Konuyla ilgili Prof.Dr. Tolga Yarman'dan görüşünü belirtmesini istedik. Kendisi CHP Kurucu üyesi ve ülkemizin içinde yeraldığı handikapları cesurca  adeta haykırarak anlatıyor ve uyarıyor. Aşağıdaki yazışmalarında yer aldığı yanıtını sizlerle paylaşıyoruz. Yorum değerli okurlarımızın:

Sevgili Kemal Kılıçdaroğlu ile, aramızda üç ileti teati edildi.

 
Bunlardan esasen birincisi benim 6 Nisan 2022'de Cumhuriyet Gazetesi'nde yayınlanan yazımdır. Bu yazıya Değerli Kemal Kılıçdaroğlu, bir mektupla yanıt verme zerafetini sergiledi. Bu mektuba behemehal yanıt yazdım ve sürecin bizi sürüklemekte olduğu evrede, Cumhurbaşkanlğı'na (CB) aday olmamasını, gidişat itibariyle, adaylığının bir BOP, yani Büyük Ortadoğu Projesi olarak tezahür etmesinden çok  endişe ettiğimi ve ne kadar hakkaniyetsiz olursa olsun, seçimlerden ayrıca kim galip çıkarsa çıksın, Bölgemiz'de, hele işte on yılı aşkın bir süredir yaşanmakta olanlar uzantısında, Türkiye'nin mezhebî olarak yırtılmak istenecek olmasının, projenin onemli bir kesiti olarak çağrıştığını, anlattım...
 
Ayrıca CB adayımızın nasıl belirlenmesi gerektiğine dair bir yöntem onerdim.
 
Söz konusu yazıların son ikisi aramızda olarak teati edilmiş olmakla beraber, ebediyete kadar öyle tutulamaz...
 
Yazıları kamuoyuna, hele bu evrede duyurmayı, görev telakki ediyorum... O kadar böyle ki, korktuğumuz ufak ufak başımıza gelmekte...
 
Hala geç değil... Herkesi dinliyorsunuz, herkesle helalleşiyorsunuz... Bize, bilim adamlarına, parti emekçilerine, partinin kurucularına neden kulak kabartmıyorsunuz?
 
Olmakta olanlar endişelerimi arttırıyor...
 

CHP YÖNETİMİ’NE VE MİLLET İTTİFAKI UNSURLARI’NA ÇAĞRI
31 Mart 2022

Değerli Yöneticiler:
Kimi, gayet yerinde bulduğumuz temel eleştirilere karşın, Millet İttifakı’nın kamuoyunda bir
umut odağı olduğu vakıadır.

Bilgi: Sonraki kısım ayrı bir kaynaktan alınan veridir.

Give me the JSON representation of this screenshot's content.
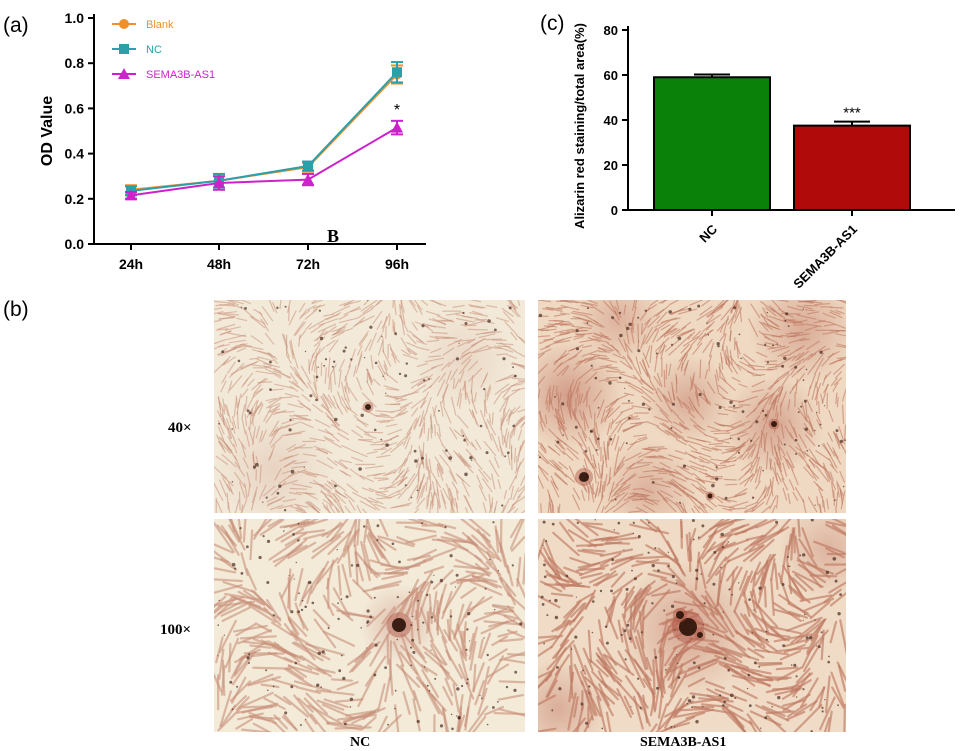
{
  "panel_labels": {
    "a": "(a)",
    "b": "(b)",
    "c": "(c)"
  },
  "panel_b": {
    "rows": [
      "40×",
      "100×"
    ],
    "cols": [
      "NC",
      "SEMA3B-AS1"
    ],
    "stray_letter": "B"
  },
  "colors": {
    "blank": "#f0902a",
    "nc_line": "#2aa0a8",
    "sema": "#cc22cc",
    "nc_bar": "#0a820a",
    "sema_bar": "#b00a0a",
    "tissue_bg": "#f1e7d3",
    "stain": "#b05545",
    "deposit": "#2a1208"
  },
  "chart_data": [
    {
      "type": "line",
      "title": "",
      "xlabel": "",
      "ylabel": "OD Value",
      "categories": [
        "24h",
        "48h",
        "72h",
        "96h"
      ],
      "ylim": [
        0.0,
        1.0
      ],
      "yticks": [
        "0.0",
        "0.2",
        "0.4",
        "0.6",
        "0.8",
        "1.0"
      ],
      "grid": false,
      "legend": "top-left",
      "series": [
        {
          "name": "Blank",
          "values": [
            0.24,
            0.28,
            0.34,
            0.75
          ],
          "errors": [
            0.02,
            0.03,
            0.02,
            0.04
          ],
          "marker": "circle"
        },
        {
          "name": "NC",
          "values": [
            0.235,
            0.28,
            0.345,
            0.76
          ],
          "errors": [
            0.02,
            0.03,
            0.02,
            0.045
          ],
          "marker": "square"
        },
        {
          "name": "SEMA3B-AS1",
          "values": [
            0.215,
            0.27,
            0.285,
            0.515
          ],
          "errors": [
            0.015,
            0.03,
            0.025,
            0.03
          ],
          "marker": "triangle"
        }
      ],
      "annotations": [
        {
          "category": "96h",
          "text": "*"
        }
      ]
    },
    {
      "type": "bar",
      "title": "",
      "xlabel": "",
      "ylabel": "Alizarin red staining/total area(%)",
      "categories": [
        "NC",
        "SEMA3B-AS1"
      ],
      "values": [
        59,
        37.5
      ],
      "errors": [
        1.2,
        1.8
      ],
      "ylim": [
        0,
        80
      ],
      "yticks": [
        "0",
        "20",
        "40",
        "60",
        "80"
      ],
      "grid": false,
      "annotations": [
        {
          "category": "SEMA3B-AS1",
          "text": "***"
        }
      ]
    }
  ]
}
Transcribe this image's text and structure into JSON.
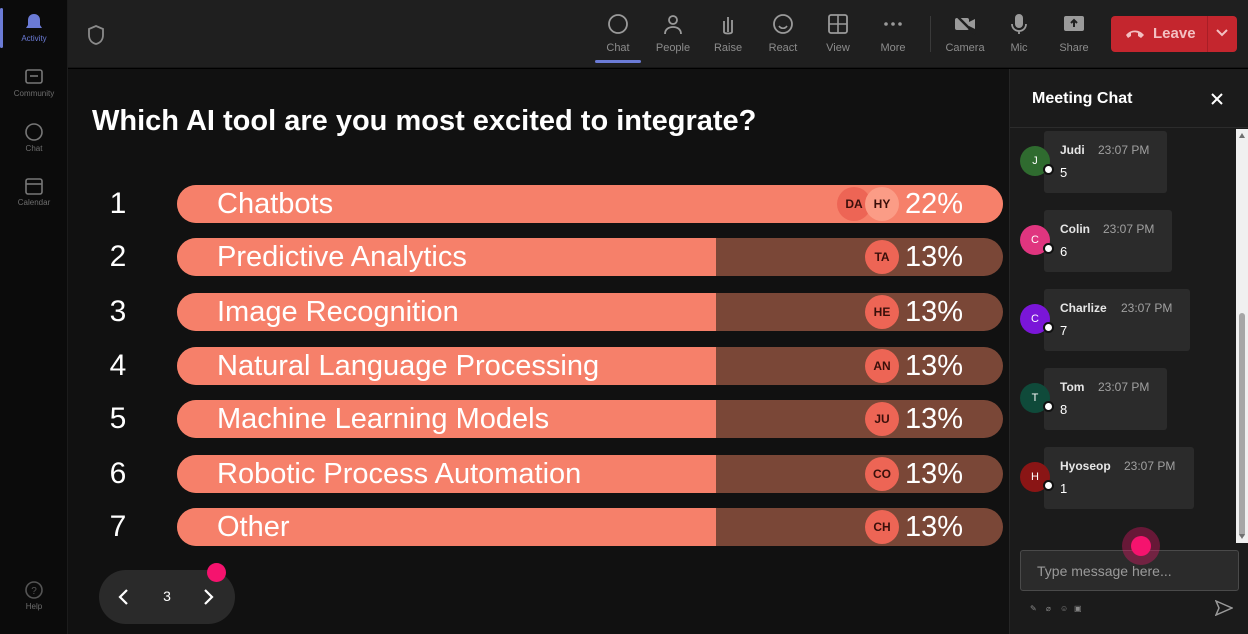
{
  "rail": {
    "items": [
      {
        "label": "Activity",
        "icon": "bell-icon",
        "active": true
      },
      {
        "label": "Community",
        "icon": "community-icon"
      },
      {
        "label": "Chat",
        "icon": "chat-icon"
      },
      {
        "label": "Calendar",
        "icon": "calendar-icon"
      }
    ],
    "help": {
      "label": "Help",
      "icon": "help-icon"
    }
  },
  "toolbar": {
    "items": [
      {
        "label": "Chat",
        "icon": "chat-bubble-icon",
        "active": true
      },
      {
        "label": "People",
        "icon": "people-icon"
      },
      {
        "label": "Raise",
        "icon": "raise-hand-icon"
      },
      {
        "label": "React",
        "icon": "smiley-icon"
      },
      {
        "label": "View",
        "icon": "grid-view-icon"
      },
      {
        "label": "More",
        "icon": "ellipsis-icon"
      },
      {
        "label": "Camera",
        "icon": "camera-off-icon"
      },
      {
        "label": "Mic",
        "icon": "mic-icon"
      },
      {
        "label": "Share",
        "icon": "share-icon"
      }
    ],
    "leave_label": "Leave"
  },
  "poll": {
    "question": "Which AI tool are you most excited to integrate?",
    "options": [
      {
        "rank": "1",
        "label": "Chatbots",
        "percent": "22%",
        "share": 0.22,
        "voters": [
          "DA",
          "HY"
        ]
      },
      {
        "rank": "2",
        "label": "Predictive Analytics",
        "percent": "13%",
        "share": 0.13,
        "voters": [
          "TA"
        ]
      },
      {
        "rank": "3",
        "label": "Image Recognition",
        "percent": "13%",
        "share": 0.13,
        "voters": [
          "HE"
        ]
      },
      {
        "rank": "4",
        "label": "Natural Language Processing",
        "percent": "13%",
        "share": 0.13,
        "voters": [
          "AN"
        ]
      },
      {
        "rank": "5",
        "label": "Machine Learning Models",
        "percent": "13%",
        "share": 0.13,
        "voters": [
          "JU"
        ]
      },
      {
        "rank": "6",
        "label": "Robotic Process Automation",
        "percent": "13%",
        "share": 0.13,
        "voters": [
          "CO"
        ]
      },
      {
        "rank": "7",
        "label": "Other",
        "percent": "13%",
        "share": 0.13,
        "voters": [
          "CH"
        ]
      }
    ],
    "colors": {
      "fill": "#f6806a",
      "track": "#7a4737",
      "avatar": "#ed6555"
    }
  },
  "pager": {
    "page": "3"
  },
  "chat": {
    "title": "Meeting Chat",
    "messages": [
      {
        "initial": "J",
        "name": "Judi",
        "time": "23:07 PM",
        "text": "5",
        "color": "#2f6b2f"
      },
      {
        "initial": "C",
        "name": "Colin",
        "time": "23:07 PM",
        "text": "6",
        "color": "#e0357f"
      },
      {
        "initial": "C",
        "name": "Charlize",
        "time": "23:07 PM",
        "text": "7",
        "color": "#7a16d8"
      },
      {
        "initial": "T",
        "name": "Tom",
        "time": "23:07 PM",
        "text": "8",
        "color": "#0f4a3a"
      },
      {
        "initial": "H",
        "name": "Hyoseop",
        "time": "23:07 PM",
        "text": "1",
        "color": "#8a1515"
      }
    ],
    "input_placeholder": "Type message here..."
  }
}
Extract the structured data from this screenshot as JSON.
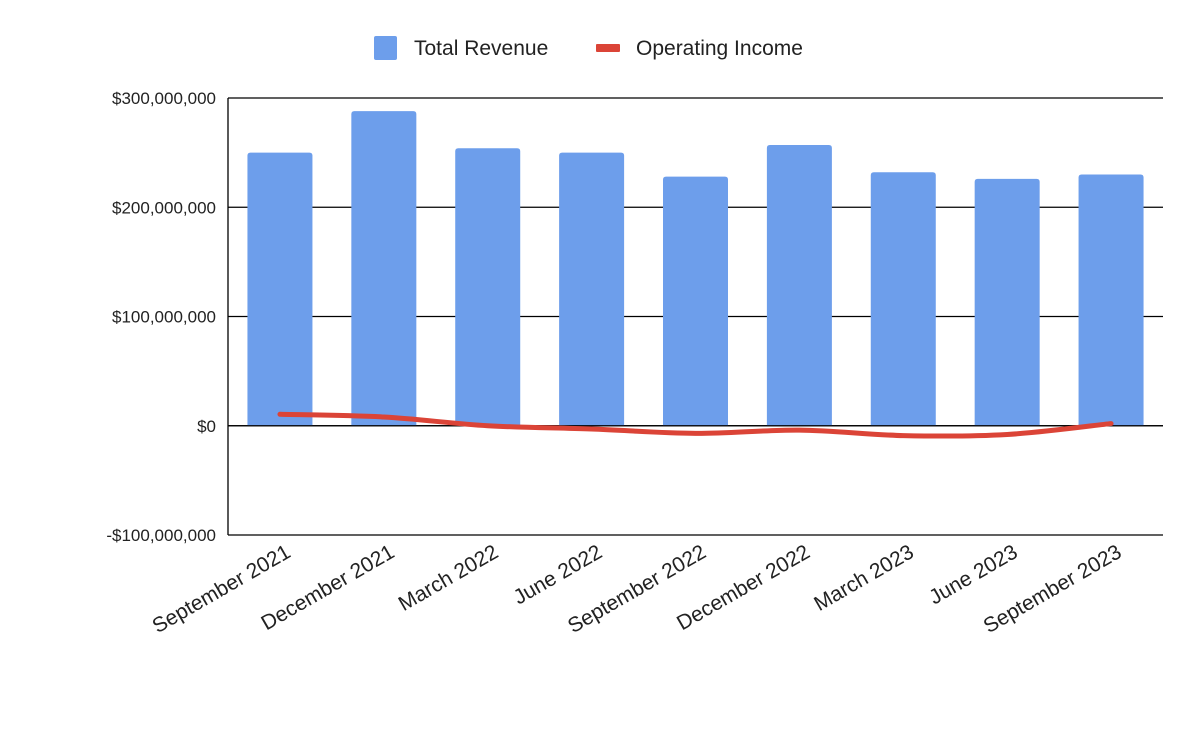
{
  "chart_data": {
    "type": "bar",
    "title": "",
    "xlabel": "",
    "ylabel": "",
    "categories": [
      "September 2021",
      "December 2021",
      "March 2022",
      "June 2022",
      "September 2022",
      "December 2022",
      "March 2023",
      "June 2023",
      "September 2023"
    ],
    "series": [
      {
        "name": "Total Revenue",
        "type": "bar",
        "color": "#6d9eeb",
        "values": [
          250000000,
          288000000,
          254000000,
          250000000,
          228000000,
          257000000,
          232000000,
          226000000,
          230000000
        ]
      },
      {
        "name": "Operating Income",
        "type": "line",
        "color": "#db4437",
        "smooth": true,
        "values": [
          10500000,
          8000000,
          0,
          -3000000,
          -7000000,
          -4000000,
          -9000000,
          -8000000,
          2000000
        ]
      }
    ],
    "ylim": [
      -100000000,
      300000000
    ],
    "yticks": [
      -100000000,
      0,
      100000000,
      200000000,
      300000000
    ],
    "ytick_labels": [
      "-$100,000,000",
      "$0",
      "$100,000,000",
      "$200,000,000",
      "$300,000,000"
    ],
    "grid": true,
    "legend_position": "top-center"
  }
}
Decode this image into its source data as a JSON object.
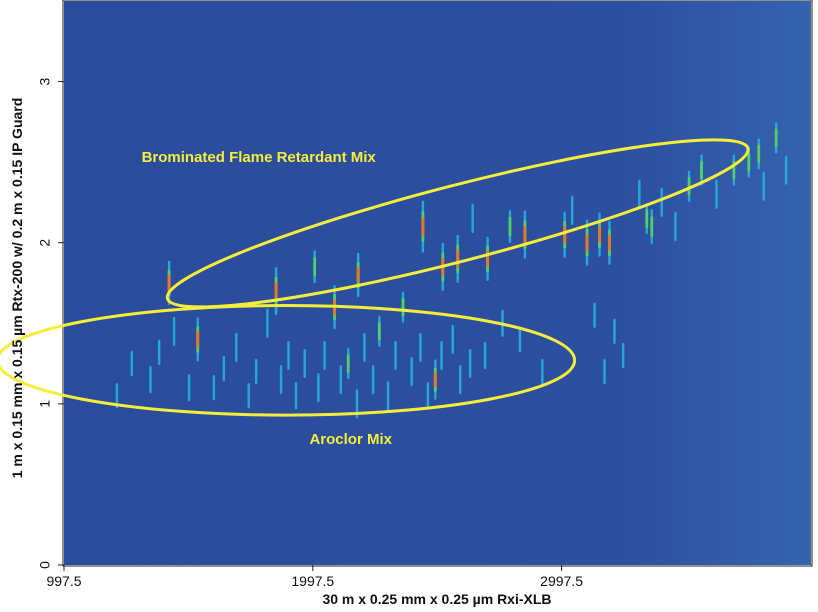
{
  "chart_data": {
    "type": "heatmap",
    "title": "",
    "xlabel": "30 m x 0.25 mm x 0.25 µm Rxi-XLB",
    "ylabel": "1 m x 0.15 mm x 0.15 µm Rtx-200 w/ 0.2 m x 0.15 IP Guard",
    "xlim": [
      997.5,
      4000
    ],
    "ylim": [
      0,
      3.5
    ],
    "x_ticks": [
      "997.5",
      "1997.5",
      "2997.5"
    ],
    "x_tick_values": [
      997.5,
      1997.5,
      2997.5
    ],
    "y_ticks": [
      "0",
      "1",
      "2",
      "3"
    ],
    "y_tick_values": [
      0,
      1,
      2,
      3
    ],
    "grid": false,
    "colors": {
      "background": "#2d4fa0",
      "low": "#22b8e0",
      "mid": "#4fd06a",
      "high": "#e07a2a",
      "annotation": "#f4ee3a"
    },
    "annotations": [
      {
        "label": "Brominated Flame Retardant Mix",
        "text_x": 1780,
        "text_y": 2.5,
        "center_x": 2580,
        "center_y": 2.12,
        "semi_major": 1205,
        "semi_minor": 0.235,
        "angle_deg": 14.5
      },
      {
        "label": "Aroclor Mix",
        "text_x": 2150,
        "text_y": 0.75,
        "center_x": 1890,
        "center_y": 1.27,
        "semi_major": 1160,
        "semi_minor": 0.34,
        "angle_deg": 0
      }
    ],
    "peaks": [
      {
        "x": 1210,
        "y": 1.05,
        "i": 0.3
      },
      {
        "x": 1270,
        "y": 1.25,
        "i": 0.3
      },
      {
        "x": 1345,
        "y": 1.15,
        "i": 0.35
      },
      {
        "x": 1380,
        "y": 1.32,
        "i": 0.3
      },
      {
        "x": 1420,
        "y": 1.75,
        "i": 0.8
      },
      {
        "x": 1440,
        "y": 1.45,
        "i": 0.4
      },
      {
        "x": 1500,
        "y": 1.1,
        "i": 0.35
      },
      {
        "x": 1535,
        "y": 1.4,
        "i": 0.8
      },
      {
        "x": 1600,
        "y": 1.1,
        "i": 0.3
      },
      {
        "x": 1640,
        "y": 1.22,
        "i": 0.3
      },
      {
        "x": 1690,
        "y": 1.35,
        "i": 0.4
      },
      {
        "x": 1740,
        "y": 1.05,
        "i": 0.3
      },
      {
        "x": 1770,
        "y": 1.2,
        "i": 0.3
      },
      {
        "x": 1815,
        "y": 1.5,
        "i": 0.4
      },
      {
        "x": 1850,
        "y": 1.7,
        "i": 0.9
      },
      {
        "x": 1870,
        "y": 1.15,
        "i": 0.4
      },
      {
        "x": 1900,
        "y": 1.3,
        "i": 0.4
      },
      {
        "x": 1930,
        "y": 1.05,
        "i": 0.35
      },
      {
        "x": 1965,
        "y": 1.25,
        "i": 0.4
      },
      {
        "x": 2005,
        "y": 1.85,
        "i": 0.5
      },
      {
        "x": 2020,
        "y": 1.1,
        "i": 0.4
      },
      {
        "x": 2045,
        "y": 1.3,
        "i": 0.4
      },
      {
        "x": 2085,
        "y": 1.6,
        "i": 0.8
      },
      {
        "x": 2110,
        "y": 1.15,
        "i": 0.4
      },
      {
        "x": 2140,
        "y": 1.25,
        "i": 0.45
      },
      {
        "x": 2175,
        "y": 1.0,
        "i": 0.4
      },
      {
        "x": 2180,
        "y": 1.8,
        "i": 0.8
      },
      {
        "x": 2205,
        "y": 1.35,
        "i": 0.4
      },
      {
        "x": 2240,
        "y": 1.15,
        "i": 0.4
      },
      {
        "x": 2265,
        "y": 1.45,
        "i": 0.45
      },
      {
        "x": 2300,
        "y": 1.05,
        "i": 0.4
      },
      {
        "x": 2330,
        "y": 1.3,
        "i": 0.4
      },
      {
        "x": 2360,
        "y": 1.6,
        "i": 0.45
      },
      {
        "x": 2395,
        "y": 1.2,
        "i": 0.4
      },
      {
        "x": 2430,
        "y": 1.35,
        "i": 0.4
      },
      {
        "x": 2440,
        "y": 2.1,
        "i": 1.0
      },
      {
        "x": 2460,
        "y": 1.05,
        "i": 0.35
      },
      {
        "x": 2490,
        "y": 1.15,
        "i": 0.7
      },
      {
        "x": 2515,
        "y": 1.3,
        "i": 0.4
      },
      {
        "x": 2520,
        "y": 1.85,
        "i": 0.9
      },
      {
        "x": 2560,
        "y": 1.4,
        "i": 0.4
      },
      {
        "x": 2580,
        "y": 1.9,
        "i": 0.9
      },
      {
        "x": 2590,
        "y": 1.15,
        "i": 0.4
      },
      {
        "x": 2630,
        "y": 1.25,
        "i": 0.4
      },
      {
        "x": 2640,
        "y": 2.15,
        "i": 0.4
      },
      {
        "x": 2690,
        "y": 1.3,
        "i": 0.35
      },
      {
        "x": 2700,
        "y": 1.9,
        "i": 0.8
      },
      {
        "x": 2760,
        "y": 1.5,
        "i": 0.35
      },
      {
        "x": 2790,
        "y": 2.1,
        "i": 0.5
      },
      {
        "x": 2830,
        "y": 1.4,
        "i": 0.3
      },
      {
        "x": 2850,
        "y": 2.05,
        "i": 0.9
      },
      {
        "x": 2920,
        "y": 1.2,
        "i": 0.3
      },
      {
        "x": 3010,
        "y": 2.05,
        "i": 0.85
      },
      {
        "x": 3040,
        "y": 2.2,
        "i": 0.4
      },
      {
        "x": 3100,
        "y": 2.0,
        "i": 0.85
      },
      {
        "x": 3130,
        "y": 1.55,
        "i": 0.3
      },
      {
        "x": 3150,
        "y": 2.05,
        "i": 0.8
      },
      {
        "x": 3170,
        "y": 1.2,
        "i": 0.3
      },
      {
        "x": 3190,
        "y": 2.0,
        "i": 0.8
      },
      {
        "x": 3210,
        "y": 1.45,
        "i": 0.3
      },
      {
        "x": 3245,
        "y": 1.3,
        "i": 0.3
      },
      {
        "x": 3310,
        "y": 2.3,
        "i": 0.4
      },
      {
        "x": 3340,
        "y": 2.15,
        "i": 0.45
      },
      {
        "x": 3360,
        "y": 2.1,
        "i": 0.55
      },
      {
        "x": 3400,
        "y": 2.25,
        "i": 0.4
      },
      {
        "x": 3455,
        "y": 2.1,
        "i": 0.4
      },
      {
        "x": 3510,
        "y": 2.35,
        "i": 0.45
      },
      {
        "x": 3560,
        "y": 2.45,
        "i": 0.45
      },
      {
        "x": 3620,
        "y": 2.3,
        "i": 0.4
      },
      {
        "x": 3690,
        "y": 2.45,
        "i": 0.45
      },
      {
        "x": 3750,
        "y": 2.5,
        "i": 0.45
      },
      {
        "x": 3790,
        "y": 2.55,
        "i": 0.45
      },
      {
        "x": 3810,
        "y": 2.35,
        "i": 0.4
      },
      {
        "x": 3860,
        "y": 2.65,
        "i": 0.45
      },
      {
        "x": 3900,
        "y": 2.45,
        "i": 0.4
      }
    ]
  }
}
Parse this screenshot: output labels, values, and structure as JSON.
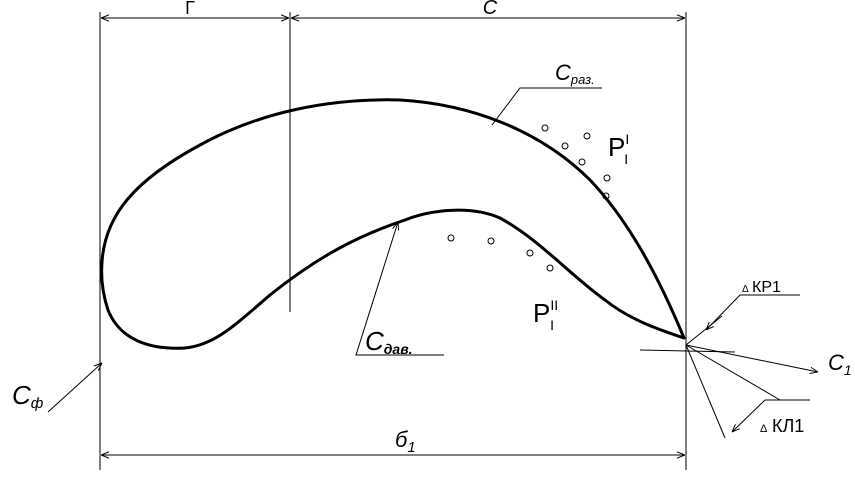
{
  "dimensions": {
    "top_left": "Г",
    "top_right": "С",
    "bottom": {
      "main": "б",
      "sub": "1"
    }
  },
  "labels": {
    "suction": {
      "main": "С",
      "sub": "раз."
    },
    "pressure": {
      "main": "С",
      "sub": "дав."
    },
    "inlet": {
      "main": "С",
      "sub": "ф"
    },
    "outlet": {
      "main": "С",
      "sub": "1"
    },
    "p_suction": {
      "main": "Р",
      "sup": "I",
      "sub": "I"
    },
    "p_pressure": {
      "main": "Р",
      "sup": "II",
      "sub": "I"
    },
    "delta_kr": {
      "delta": "Δ",
      "text": "КР1"
    },
    "delta_kl": {
      "delta": "Δ",
      "text": "КЛ1"
    }
  }
}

Emeklerinizi kutluyoruz…
Bu durumda mesele, dağın, ağızdan yel alsın, fare doğurmamasının, teminidir.
Her söylemin ve her eylemin ittifaka taşıdığı ve ittifaktan kaçırdığı oylar vardır ki, bu, siyaset
sürecinin genel doğası gereğidir.
Bir ittifak unsuru; sahte deliller üstüne kurgulanmış olduğu yargı hükmüne raptolmuş; Türk
Silahlı Kuvvetleri’nin tepesini, tarihte benzeri görülmemiş biçimde, tek bir kurşun atmadan
biçmiş ve çakı gibi, masum kere masum subaylarımızı, amirallerimizi, generallerimizi, ordu
komutanlarımızı, yıllar boyunca zindanlarda çürütmüş olan, Balyoz ve Ergenekon
Davaları’na dönük olarak; “Bu davalara FETÖ’cü hakimler ve savcılar karıştı demek,
davaların içi boştur demek, değildir, davalar tekrar görülmelidir”, kabilinden, çok hukuksuz,
çok yadırgatıcı, en başta da sürecin kurgusu itibariyle çakma delillere mıhlandığı, şeksiz
şüphesiz ortaya çıkmış olup; demek ki, çok hakkaniyetsiz bir savla, gündeme otururken…
İttifakın öteki bir unsurunun; şaşırtıcı derecede geç kalmış bir çizgide, “Balyoz mağdurlarıyla
helalleşeceğiz”, yönündeki yeni beyanı, yalnızca bir şizofreni peydahlamakla kalmamakta…
“Kuru bir helalleşme” yerine, Balyoz ve Ergenekon davalarına, kürek kürek sahte delil yığan,
sahte delil üretme merkezleri ve buralarda, sahte delil üreten ajanlar hakkında, aradan, yıllar
geçtiği halde, hala daha Türkiye Büyük Millet Meclisi’nde, tek bir soruşturma önergesi
vermemiş olması, söz konusu helalleşme tavrının gayrı samimi olduğu konusunda, ciddi
endişeleri celbetmektedir…
Benzer örnekler çoktur... Kestirmeden gitmek üzere, bunları sıralamıyoruz… Şu ki işaret
ettiğimiz gibi olunca, Millet İttifakı, güven yitirmektedir; giderek, seçmen kaçırmakta,
kuvvetlenebilecekken, zayıflamaktadır.
Ittifakın bir önderi konumundaki Cumhuriyet Halk Partisi (CHP) içinde, bilhassa, durum tam
da böyledir…
CHP Yönetimi, Millet İttifakı’nı, büyüteceğim derken, has evlatlarını, Onlar’la
helalleşemeyecek noktada, küstürmektedir!..
Bir defa bu açıdan, CHP Yönetimi’ni, parti içi demokrasiyi göz ardı etmemeye, davet
ediyoruz. Kendi içinde demokrat olamayan hiç bir parti, ülkede demokrasinin lokomotifi
olamaz… Olacağını iddia ediyorsa, ona kimse inanmaz… Şu anda CHP içindeki parti içi
demokrasinin makineleri durmuş vaziyettedir, o kadar böyledir ki, parti içi demokrasiden
umutlarını kesen gençler, yükselebilmek için dalkavukluğa başvurma noktasındadırlar…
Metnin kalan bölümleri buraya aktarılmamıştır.